Synthesis and characterization of Sb2O5-doped Ti/SnO2-IrO2 anodes toward efficient degradation tannery dyes by in situ generated oxidizing species

Nowadays, the increasing pollution of natural water effluents with textile dyes is an emerging problem that has not received attention enough. This work presents a study on the preparation of two Ti/IrO2-SnO2-Sb2O5 electrodes so-called E1 and E2 with 0.01 and 0.09 wt% of Sb dopant, respectively, by the Pechini method. The characteristics of these electrodes were analyzed by scanning electron microscopy-energy dispersive X-ray spectroscopy and X-ray diffraction.
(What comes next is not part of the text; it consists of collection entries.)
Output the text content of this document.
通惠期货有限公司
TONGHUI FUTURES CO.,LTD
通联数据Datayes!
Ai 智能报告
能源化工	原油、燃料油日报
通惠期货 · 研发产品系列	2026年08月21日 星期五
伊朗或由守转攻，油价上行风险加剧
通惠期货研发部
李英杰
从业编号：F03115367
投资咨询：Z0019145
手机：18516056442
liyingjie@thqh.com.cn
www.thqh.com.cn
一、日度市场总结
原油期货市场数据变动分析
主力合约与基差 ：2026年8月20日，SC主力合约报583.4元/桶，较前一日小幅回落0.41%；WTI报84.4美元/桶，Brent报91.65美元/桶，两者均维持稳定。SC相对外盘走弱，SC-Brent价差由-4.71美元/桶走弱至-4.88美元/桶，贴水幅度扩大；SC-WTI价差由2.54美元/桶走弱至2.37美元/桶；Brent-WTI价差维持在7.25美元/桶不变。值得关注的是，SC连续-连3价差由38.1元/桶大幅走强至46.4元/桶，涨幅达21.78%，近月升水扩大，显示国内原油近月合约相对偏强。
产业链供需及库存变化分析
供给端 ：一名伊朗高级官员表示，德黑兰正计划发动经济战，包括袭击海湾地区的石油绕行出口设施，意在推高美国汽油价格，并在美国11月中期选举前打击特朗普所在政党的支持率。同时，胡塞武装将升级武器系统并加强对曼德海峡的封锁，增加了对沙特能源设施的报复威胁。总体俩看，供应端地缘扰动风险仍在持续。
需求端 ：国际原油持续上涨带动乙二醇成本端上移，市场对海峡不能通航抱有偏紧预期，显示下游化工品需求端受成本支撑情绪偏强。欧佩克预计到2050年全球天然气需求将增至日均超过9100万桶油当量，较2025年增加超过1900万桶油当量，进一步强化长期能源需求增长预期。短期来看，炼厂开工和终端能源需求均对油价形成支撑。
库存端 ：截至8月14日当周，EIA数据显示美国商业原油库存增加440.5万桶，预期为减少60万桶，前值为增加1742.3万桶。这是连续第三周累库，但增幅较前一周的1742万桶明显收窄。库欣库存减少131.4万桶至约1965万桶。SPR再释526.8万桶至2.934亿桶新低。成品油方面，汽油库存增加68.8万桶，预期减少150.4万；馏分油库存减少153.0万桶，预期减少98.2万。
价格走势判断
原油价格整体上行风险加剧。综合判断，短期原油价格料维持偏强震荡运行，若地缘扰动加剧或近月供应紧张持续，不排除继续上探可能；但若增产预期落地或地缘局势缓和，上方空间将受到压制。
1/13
The E2 anode possessed a higher electroactivity and produced more largely hydroxyl radicals in electrochemical oxidation (EO). The action of this oxidant, along with active chlorine of textile dyes like Violet RL, Green A and Brown DR was assessed in 50 mM Na2SO4 and 10 mM NaCl at pH 3.0 by EO with the E2 anode. It was found that the discoloration of 80 mg L−1 of each individual solution was enhanced with increasing the current density from 25 to 50 mA cm−2, always obeying a pseudo-first-order kinetics. The process was faster in the sequence: Green A < Brown DR < Violet RL, and at 50 mA cm−2, a loss of color > 86% of color was attained in only 6 min. A mixture with 80 mg L−1 of each dye was treated under analogous EO conditions, giving rise to 100% discoloration in 20 min and about 90% chemical oxygen demand removal in 60 min at 50 mA cm−2. Three carboxylic acids, maleic, oxalic and oxamic, were detected as final byproducts by ion-exclusion high-performance liquid chromatography. The results reported in this work demonstrate the large effectiveness of the synthesized Ti/IrO2-SnO2-Sb2O5 electrodes to remove textile azo dyes, with higher rate constants than usual anodes.